Mónica estaba sentada en el sofá con una camisa verde oscura. Elisa pudo sentir cómo la mujer contenía su ira.

—¡Cómo te atreves a venir a nuestra casa! —gritó Mónica apenas la vio.

Elisa levantó la cabeza y la miró; siempre parecía seria debido a su elegante vestimenta. En el pasado, la joven siempre pensaba y se preocupaba por complacer a su suegra, pero, en ese momento, estaba bastante tranquila.

—No me atrevo a rechazar la petición de la señora Weller.

Julia frunció los labios, pero permaneció en silencio. Elisa había estado sufriendo durante su estancia con la familia, así que era normal que no tratara a Mónica con cortesía después de divorciarse.

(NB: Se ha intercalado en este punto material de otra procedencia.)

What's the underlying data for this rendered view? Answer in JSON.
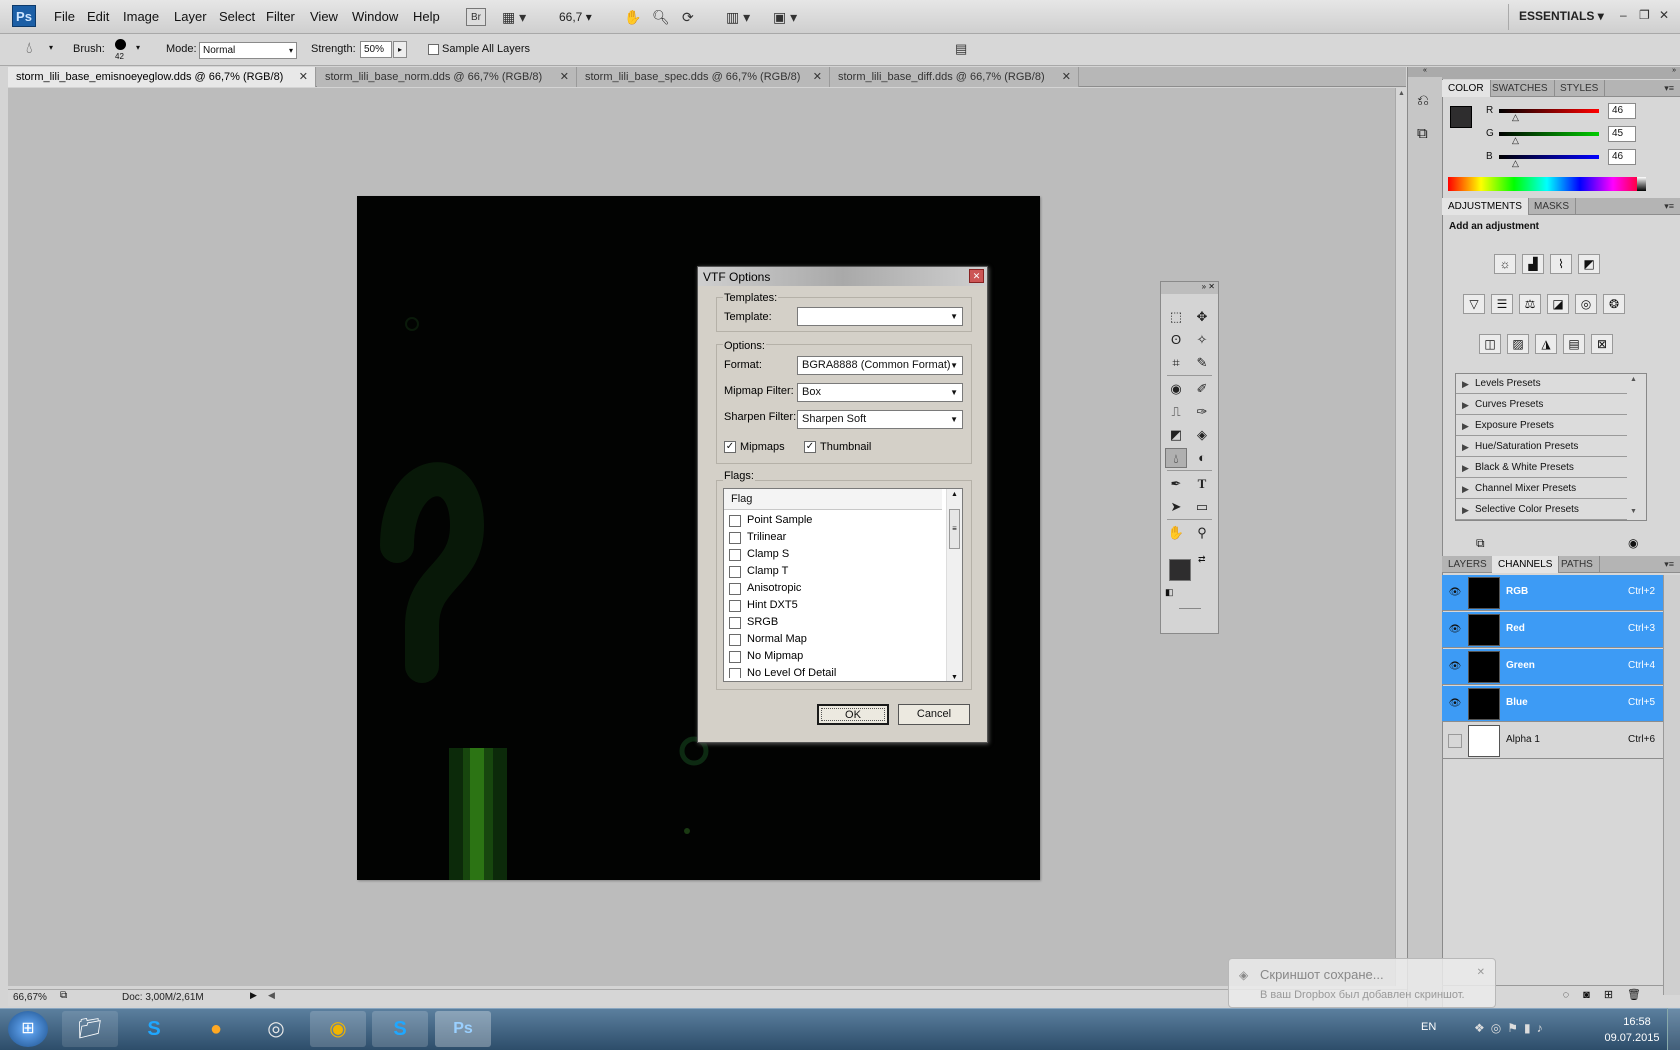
{
  "app": {
    "logo": "Ps"
  },
  "menu": [
    "File",
    "Edit",
    "Image",
    "Layer",
    "Select",
    "Filter",
    "View",
    "Window",
    "Help"
  ],
  "menubar": {
    "bridge": "Br",
    "zoom": "66,7",
    "workspace": "ESSENTIALS"
  },
  "options": {
    "brush_label": "Brush:",
    "brush_size": "42",
    "mode_label": "Mode:",
    "mode_value": "Normal",
    "strength_label": "Strength:",
    "strength_value": "50%",
    "sample_all_layers": "Sample All Layers"
  },
  "tabs": [
    {
      "label": "storm_lili_base_emisnoeyeglow.dds @ 66,7% (RGB/8)"
    },
    {
      "label": "storm_lili_base_norm.dds @ 66,7% (RGB/8)"
    },
    {
      "label": "storm_lili_base_spec.dds @ 66,7% (RGB/8)"
    },
    {
      "label": "storm_lili_base_diff.dds @ 66,7% (RGB/8)"
    }
  ],
  "status": {
    "zoom": "66,67%",
    "doc": "Doc: 3,00M/2,61M"
  },
  "color_panel": {
    "tabs": [
      "COLOR",
      "SWATCHES",
      "STYLES"
    ],
    "r_label": "R",
    "g_label": "G",
    "b_label": "B",
    "r": "46",
    "g": "45",
    "b": "46",
    "swatch_color": "#2e2d2e"
  },
  "adjustments": {
    "tabs": [
      "ADJUSTMENTS",
      "MASKS"
    ],
    "heading": "Add an adjustment",
    "presets": [
      "Levels Presets",
      "Curves Presets",
      "Exposure Presets",
      "Hue/Saturation Presets",
      "Black & White Presets",
      "Channel Mixer Presets",
      "Selective Color Presets"
    ]
  },
  "layers_panel": {
    "tabs": [
      "LAYERS",
      "CHANNELS",
      "PATHS"
    ],
    "channels": [
      {
        "name": "RGB",
        "key": "Ctrl+2"
      },
      {
        "name": "Red",
        "key": "Ctrl+3"
      },
      {
        "name": "Green",
        "key": "Ctrl+4"
      },
      {
        "name": "Blue",
        "key": "Ctrl+5"
      },
      {
        "name": "Alpha 1",
        "key": "Ctrl+6"
      }
    ]
  },
  "dialog": {
    "title": "VTF Options",
    "templates_group": "Templates:",
    "template_label": "Template:",
    "template_value": "",
    "options_group": "Options:",
    "format_label": "Format:",
    "format_value": "BGRA8888 (Common Format)",
    "mipmap_label": "Mipmap Filter:",
    "mipmap_value": "Box",
    "sharpen_label": "Sharpen Filter:",
    "sharpen_value": "Sharpen Soft",
    "mipmaps_cb": "Mipmaps",
    "thumbnail_cb": "Thumbnail",
    "flags_group": "Flags:",
    "flag_header": "Flag",
    "flags": [
      "Point Sample",
      "Trilinear",
      "Clamp S",
      "Clamp T",
      "Anisotropic",
      "Hint DXT5",
      "SRGB",
      "Normal Map",
      "No Mipmap",
      "No Level Of Detail"
    ],
    "ok": "OK",
    "cancel": "Cancel"
  },
  "notification": {
    "title": "Скриншот сохране...",
    "body": "В ваш Dropbox был добавлен скриншот."
  },
  "taskbar": {
    "lang": "EN",
    "time": "16:58",
    "date": "09.07.2015"
  },
  "accent_color": "#3d9bf5"
}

—Elisa, ¿cómo te atreves a hablar de tu divorcio en público? ¿Sabes cuánto daño le causaste a la familia Weller? ¿Puedes pagar el precio? —preguntó riendo, pero estaba enojada a la vez.

—¡Mónica! —gritó Julia con tristeza.

La anciana solía llamar a Mónica su hija, pero, desde entonces, había cambiado a llamarla por su nombre, por lo que Mónica no tuvo más remedio que bajar la cabeza.

—Madre...

—¡Cómo te atreves a llamarme madre! ¿Has pensado en lo mucho que sufrió Elisa mientras estuvo aquí? ¿Por qué la culpas ahora?

—Gracias, abuela. En realidad, vine a disculparme contigo en persona. —Elisa agradeció su ayuda. Mónica se burló, pero a ella no le importó y añadió—: Abuela, tanto Gabriel como yo fuimos responsables de nuestro fracaso en el matrimonio, pero en verdad hice todo lo que pude. Le gustaba más mi prima que yo, así que tengo que dejarlo ir.

—Lo entiendo y no te culparé, eres una buena muchacha. —Asintió con la cabeza.

—¡Si quieres el divorcio, podemos cumplir tu deseo! Pero ¿sabes que pusiste a la familia Weller en una situación difícil? ¿Por qué causas problemas en este momento? —preguntó Mónica enojada.

—Nunca fui yo la que causó problemas. Señora Weller, ¿por qué no pensó en su hijo que me engañó durante nuestro matrimonio? —contestó tras fruncir los labios.

¡Bum! Mónica golpeó con rabia la mesa.

—¡Tonterías! Linda es solo quien lo salvó. ¿Pretendíamos que la abandonáramos cuando se despertara? Sin duda, afectará a la reputación de la familia Weller. ¿Cómo se casó mi hijo con una mujer malvada como tú?

Mónica era una persona dominante que hablaba bastante rápido y siempre parecía que insultaba. Estaba furiosa y pensaba en cómo castigarla, pero aún no sabía que Elisa estaba decidida a marcharse.

Mónica esperaba sus disculpas, pero la joven dijo con tranquilidad:

—El señor Weller había prometido reunirse conmigo en el Ministerio de Asuntos Civiles y obtener nuestra acta de divorcio mañana, así que, señora Weller, tenga la seguridad de que no volveré a manchar la reputación de su familia.

Julia cerró los ojos. No quería que Elisa se fuera, pero no debía ser egoísta. «Está bien. Ella será mi nieta y seremos más unidas que antes».

—¡Te reto a que vuelvas a decirlo! ¿No nos has engañado lo suficiente en los últimos años? Si de verdad quieres irte, cumpliré tu deseo. No te tenemos miedo —dijo mirándola con enfado.